Getting back to machine learning

In the last few months I’ve gotten back to working on AI. I was talking to a co-worker of mine about the pleasance project, and doing that got me bit by the bug again. I’ve had my new multicore desktop computer for a while now, and I should use it for parallel processing problems.

Pleasance-jruby

I figured since I’ve been doing a lot of JRuby recently, I should port my single-threaded Common Lisp code to Jruby and avail of the advantages brought on by the JVM. That didn’t work very well.

Functional to Object-Oriented programming

The main issue I had with porting the common lisp code to jruby was that I tried to get the code to work in an object-oriented manner. The act of reading my old common lisp code, in a heavily functional style, to translating it to object-oriented code, was way too much of a cognitive shift. Which led me to trying to figure out the problem I was trying to solve instead of doing a dumb porting.

Forgetting the domain space

I’d forgotten nearly everything about the domain space. I was reading my code, and reading my old blog posts about this topic, and it was all strange to me. I eventually made it to the Toronto Reference Library and found that book that made it click with me in the first place and that helped. So then I started writing the neural network code in jruby.

But lets not implement a neural network

Then I figured that maybe its a bad idea to implement a neural net myself. Code that I write is code that I introduce bugs into. So I began searching for JVM friendly neural-network libraries.

I looked for libraries in Java, Clojure, and Scala. The weird thing was that while there were a few in each language, they all had only a few commits on them with the last commit having been ~3 years ago. The same time that I stopped working on the pleasance project. Weird. Eventually I found Neuroph, which is being maintained by students of the University of Belgrade and has a seemingly regular release cycle. Nice.

I learned how to call it from Jruby and got it crunching on data, when I realised that its not providing usable output. In their forums they say that they keep the training going on indefinitely since they have seen errors build up or stay flat for a long time before they converge to a lower number.

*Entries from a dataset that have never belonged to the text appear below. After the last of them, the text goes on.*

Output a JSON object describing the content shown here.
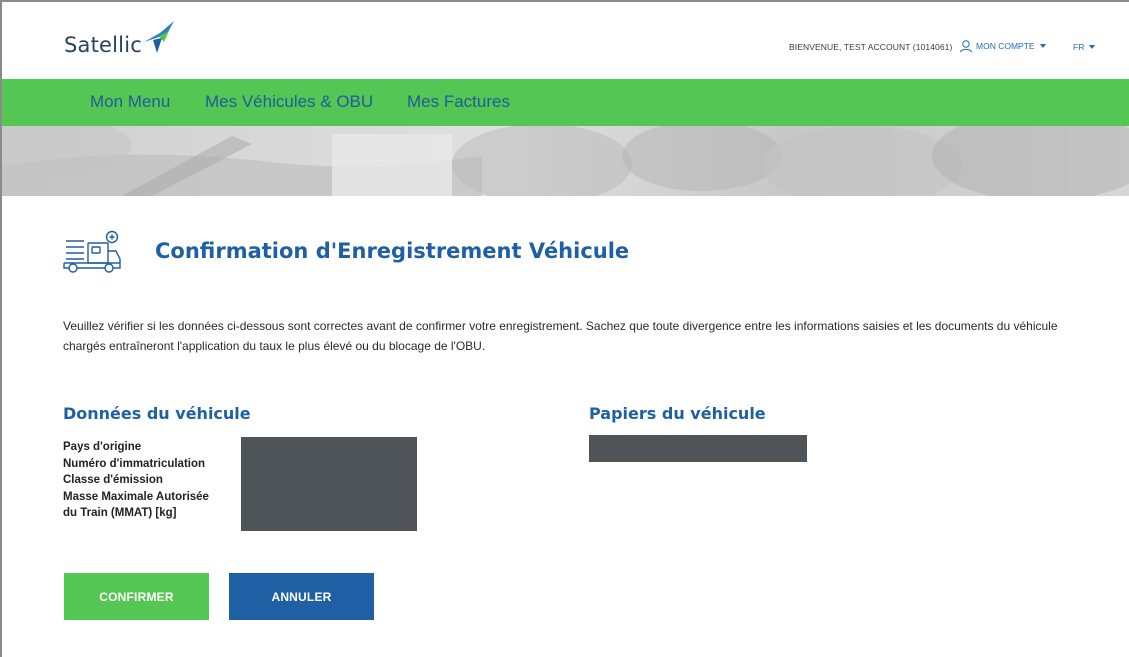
{
  "header": {
    "logo_text": "Satellic",
    "welcome": "BIENVENUE, TEST ACCOUNT (1014061)",
    "account_label": "MON COMPTE",
    "language": "FR"
  },
  "nav": {
    "items": [
      "Mon Menu",
      "Mes Véhicules & OBU",
      "Mes Factures"
    ]
  },
  "page": {
    "title": "Confirmation d'Enregistrement Véhicule",
    "intro": "Veuillez vérifier si les données ci-dessous sont correctes avant de confirmer votre enregistrement. Sachez que toute divergence entre les informations saisies et les documents du véhicule chargés entraîneront l'application du taux le plus élevé ou du blocage de l'OBU."
  },
  "vehicle_data": {
    "title": "Données du véhicule",
    "labels": [
      "Pays d'origine",
      "Numéro d'immatriculation",
      "Classe d'émission",
      "Masse Maximale Autorisée",
      "du Train (MMAT) [kg]"
    ]
  },
  "vehicle_papers": {
    "title": "Papiers du véhicule"
  },
  "actions": {
    "confirm": "CONFIRMER",
    "cancel": "ANNULER"
  },
  "colors": {
    "brand_green": "#53c653",
    "brand_blue": "#1f5fa3",
    "link_blue": "#1e6bb8",
    "redaction": "#4f5459"
  },
  "icons": {
    "logo": "satellic-bird-logo",
    "account": "user-icon",
    "page": "truck-document-icon"
  }
}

So I kept it running for a few hours and still didn’t get results I was happy with. It appears, from the copyright notices, that they haven’t touched the particular Java classes that deal with the multilayer perceptron, the type of NN that I’m using. Thats a problem for me, since I don’t particularly feel like debugging Java code.

Enter the Spark

A friend of mine told me that she was learning about big data and using Apache Spark, from a class at the University of Toronto. I looked it up, and lo and behold, they have a machine learning library! This is great. Its Apache, so I know its good quality work that has a focus on performance. And it seems to be positioning itself as the newer and better Apache MapReduce. Shiny.

It doesn’t have neural nets as part of its machine learning (ML) library. I could just stop here and not use it, and just roll my own NN (Back to square one, wot?). Or I could learn to use this shiny new thing that has a bunch of ML libraries built-into it that are implemented in a mathematically sound manner, and pretty much guaranteed to parallelize processing. I’m going to go with option 2.

In the last week, I’ve been reading the excellent book “Scala for Machine Learning”. Its introducing me to a lot of machine learning principles, and I’m looking forward to using them soon. I also found out about the Kaggle competitions, and I’m very interested in using what I learn to these real-world problems.